Mais, a-t-il nuancé, « toute armée libératrice devient, après un certain temps, une armée d’occupant ».
L’opération Barkhane, mise en place en 2014, disposait d’une feuille de mission considérablement plus large que Serval, son objectif étant de lutter contre le djihadisme dans l’ensemble de la région du Sahel. Les soldats français, qui « ont fait un travail formidable dans des conditions épouvantables », n’ont pas pour autant réussi à mettre fin à la terreur djihadiste, a-t-il expliqué.
À tel point que le président français Emmanuel Macron a appelé à une fin progressive de l’opération en novembre 2022.
D’une certaine manière, « Barkhane a accru la menace djihadiste » analyse l’ancien ambassadeur, alors que les groupes islamistes se sont alliés à d’autres « groupes terroristes qui ont leurs propres lubies » mais qui sont tous unis « par la haine du soldat occidental ».
Parallèlement à cela, des récits selon lesquels la France aurait soutenu la montée des groupes djihadistes se sont propagés au Burkina Faso et au Mali — tous deux le théâtre de coups d’État militaires ces dernières années.
Normaliser les relations
Fermer les bases militaires françaises au Niger est donc une impérieuse nécessité, explique Gérard Araud : « Le fait d’avoir des bases militaires indique que l’on veut se mêler des affaires africaines ».
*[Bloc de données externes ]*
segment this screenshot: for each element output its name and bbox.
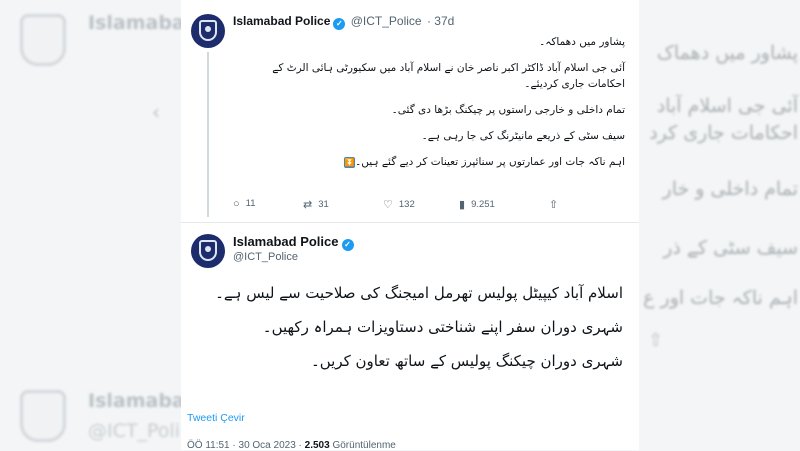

D’une certaine manière, « le Niger est à la France ce que l’Afghanistan est aux États-Unis », a-t-il déclaré, ajoutant qu’il était grand temps de normaliser les relations que la France pouvait entretenir non seulement avec le Niger, mais avec toute la bande du Sahel.
« Laissez faire les diplomates et les entreprises, et sortons tous nos soldats du pays », résume-t-il. Et d’ajouter que la France n’a pas de « responsabilité particulière » dans la région.
En outre, l’absence d’unité européenne sur les enjeux africains contribue au chaos.
Bien que l’UE soit un important donateur d’aide au développement, les États membres du bloc ne sont pas tous du même avis concernant l’approche à adopter vis-à-vis du Sahel — de telle manière que les institutions européennes ne peuvent pas parler d’une seule et même voix.
Et le diplomate de conclure qu’une telle dispersion atteste d’une certaine « défaite de l’Europe » au Niger.
La Russie « surfe sur la vague »
La France a-t-elle finalement perdu face à la Russie, qui se déploie de plus en plus dans la région, notamment par le biais des milices privées Wagner ?
« La Russie ne fait que surfer sur la vague », nuance M. Araud, tandis que la Maison-Blanche n’a de son côté trouvé aucune preuve que la Russie soit derrière le coup d’État.
Se tourner vers les mercenaires de Wagner ne va de pair avec aucune grande stratégie russe en Afrique, a-t-il déclaré, ajoutant qu’il s’agit d’une démarche « simplement opportuniste » sans intérêts économiques évidents.
La région du Sahel est l’une des plus pauvres du monde, et elle est dépourvue de ressources stratégiques. Même l’uranium, exploité par le magnat français du nucléaire Orano, est une ressource « surabondante », avec des mines en Russie.
De fait, malgré les apparences, nous ne sommes pas revenus à une situation de Guerre froide, a-t-il souligné. « Il y a une confrontation avec la Russie, [mais] elle est moins puissante que ne l’était l’URSS. »
Les puissances qui s’affrontent dans la région illustrent plutôt « une vision totalement archaïque de ce qui constitue la puissance [géopolitique] ».
Une vision qui doit changer de toute urgence, alors que le Sahel plonge une fois de plus dans le chaos.